Operations typically done in an existing zone may include stimulation, reperforating, perforating additional intervals, and plugging off unwanted perforations (because of high gas or water production).

Recompletion work varies depending on whether the new zone is above or below the currently open zone. If above, the lower zone will be abandoned via squeeze cementing (Figure 4), a cement plug, or a mechanical bridge plug, and the zone of interest will be perforated and stimulated. Appropriate outflow equipment will then be installed. If the new zone is below, the existing zone will probably be squeeze cemented (in the same manner as repairing casing, as shown in Figure 3). The cement in the wellbore is drilled out, the lower zone perforated and stimulated, and production equipment run. Some wells have had sufficient well work done upon initial completion to permit recompletion by simply using a wireline to run plugs and open sleeves.

Wellbore workovers can include casing or equipment repair, but may also simply involve cleaning out fill over the producing zone or circulating chemicals to remove scale or paraffin.

Many workovers involve the installation, maintenance, and repair of artificial lift equipment in the wellbore. About 85% of the oil wells in the United States are on some form of artificial lift. Approximately 85% of those wells are on rod pump, 10% on gas lift, and 5% on submersible or hydraulic pumps. Rigs are required for most artificial lift workovers; however, many gas lift wells can be serviced with a wireline.

Workover equipment

Workovers can be done with conventional rigs (smaller but similar to drilling rigs) or nonconventional systems. Conventional rigs can be equipped to handle almost all types of work that may be required (see Land rigs). Nonconventional systems allow specific types of work to be done without pulling the tubing, disassembling the Christmas tree, or even killing the well. This is accomplished by using lubricators and packoff equipment at the surface and by running the required equipment inside the production tubing. Common types of nonconventional systems are wireline units, coiled tubing units, and snubbing units. Generally, these systems are designed to do a relatively narrow scope of work.

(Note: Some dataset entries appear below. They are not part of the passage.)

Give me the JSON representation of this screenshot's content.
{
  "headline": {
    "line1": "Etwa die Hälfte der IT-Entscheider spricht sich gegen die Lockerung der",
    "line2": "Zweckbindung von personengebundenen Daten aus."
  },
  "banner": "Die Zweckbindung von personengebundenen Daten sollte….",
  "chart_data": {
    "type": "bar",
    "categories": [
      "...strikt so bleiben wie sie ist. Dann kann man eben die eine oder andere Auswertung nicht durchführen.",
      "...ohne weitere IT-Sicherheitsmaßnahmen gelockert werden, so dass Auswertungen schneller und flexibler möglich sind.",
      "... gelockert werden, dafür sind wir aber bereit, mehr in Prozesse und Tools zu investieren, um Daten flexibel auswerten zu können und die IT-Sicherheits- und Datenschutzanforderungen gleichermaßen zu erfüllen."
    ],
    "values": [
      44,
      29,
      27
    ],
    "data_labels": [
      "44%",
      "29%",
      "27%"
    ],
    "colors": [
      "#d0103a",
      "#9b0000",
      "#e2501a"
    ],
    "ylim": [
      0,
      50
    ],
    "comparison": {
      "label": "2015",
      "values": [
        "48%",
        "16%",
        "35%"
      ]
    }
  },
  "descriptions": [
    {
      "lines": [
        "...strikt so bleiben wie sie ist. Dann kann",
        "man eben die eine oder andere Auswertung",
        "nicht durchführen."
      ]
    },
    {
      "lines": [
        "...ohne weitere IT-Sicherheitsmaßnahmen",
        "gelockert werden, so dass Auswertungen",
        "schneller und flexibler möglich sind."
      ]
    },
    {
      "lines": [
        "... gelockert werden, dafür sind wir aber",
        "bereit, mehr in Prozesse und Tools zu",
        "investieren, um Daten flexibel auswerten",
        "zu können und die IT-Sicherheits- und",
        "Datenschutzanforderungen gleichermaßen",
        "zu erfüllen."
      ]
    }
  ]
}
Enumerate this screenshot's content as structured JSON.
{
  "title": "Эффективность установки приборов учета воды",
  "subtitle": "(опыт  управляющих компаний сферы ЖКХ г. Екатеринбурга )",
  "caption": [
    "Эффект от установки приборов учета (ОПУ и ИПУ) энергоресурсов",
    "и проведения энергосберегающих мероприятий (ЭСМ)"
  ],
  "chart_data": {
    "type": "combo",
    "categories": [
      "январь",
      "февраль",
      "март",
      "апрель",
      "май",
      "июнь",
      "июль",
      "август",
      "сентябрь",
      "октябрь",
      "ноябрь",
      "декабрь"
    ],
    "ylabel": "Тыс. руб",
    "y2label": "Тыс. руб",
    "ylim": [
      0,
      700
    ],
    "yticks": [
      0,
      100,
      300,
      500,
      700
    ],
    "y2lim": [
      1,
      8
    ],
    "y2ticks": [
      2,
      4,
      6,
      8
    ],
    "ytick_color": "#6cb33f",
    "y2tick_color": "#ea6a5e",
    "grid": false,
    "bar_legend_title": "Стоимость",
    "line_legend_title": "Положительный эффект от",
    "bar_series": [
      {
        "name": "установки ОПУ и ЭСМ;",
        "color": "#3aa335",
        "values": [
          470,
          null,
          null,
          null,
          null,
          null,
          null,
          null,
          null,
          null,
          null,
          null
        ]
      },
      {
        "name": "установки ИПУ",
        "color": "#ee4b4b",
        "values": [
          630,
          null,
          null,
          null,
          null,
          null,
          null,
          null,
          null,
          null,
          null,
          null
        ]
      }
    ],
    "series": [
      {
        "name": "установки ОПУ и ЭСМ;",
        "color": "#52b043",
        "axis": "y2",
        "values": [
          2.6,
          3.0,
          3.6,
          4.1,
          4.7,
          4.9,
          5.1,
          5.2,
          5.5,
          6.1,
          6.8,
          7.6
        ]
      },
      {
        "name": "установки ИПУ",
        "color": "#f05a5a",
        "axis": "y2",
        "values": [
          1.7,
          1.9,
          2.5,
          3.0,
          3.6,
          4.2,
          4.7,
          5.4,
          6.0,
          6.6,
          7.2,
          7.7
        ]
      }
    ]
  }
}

Wireline units use special equipment (Figure 5) on a solid wireline to gather data (pressure, temperature, and depth) and to set, manipulate, and/or retrieve tubing plugs, sliding sleeves, flow regulators, gas lift valves, safety valves, and wireline fishing tools. Wireline equipment can also be used to cut paraffin and remove wellbore fill. Prior planning, good operators, good equipment, and reasonable well conditions are prerequisites to the success of this method.

Coiled tubing units (Figure 6) find application in cleanout work, stimulation, plugback jobs, and unloading wells with nitrogen. Coiled tubing units can have 10,000 to depth::15,000 ft of pipe (usually 1-in. outside diameter) that can be reeled continuously into the wellbore. The pipe can be used to pump into the well and circulate fluids such as water, acid, or cement. The use of a dynadrill permits some drilling with coiled tubing. Limitations of coiled tubing include the reduced strength of the tubing and low pumping rates (high friction pressure because of the diameter and length). Coiled tubing can be run into wells against pressures up to 5000 psi.

Snubbing units (Figure 7) use hydraulic pressure and rams to introduce small, coupled tubing into the well, if necessary, against pressures above 5000 psi. The tubing is stronger and can be rotated so that tougher cleanout or fishing jobs can be accomplished. Snubbing units are used for the same type of jobs as are coiled tubing units, but their compactness is an advantage in offshore work. They are slow and expensive, but in the right applications, they are the more economical way to accomplish the task.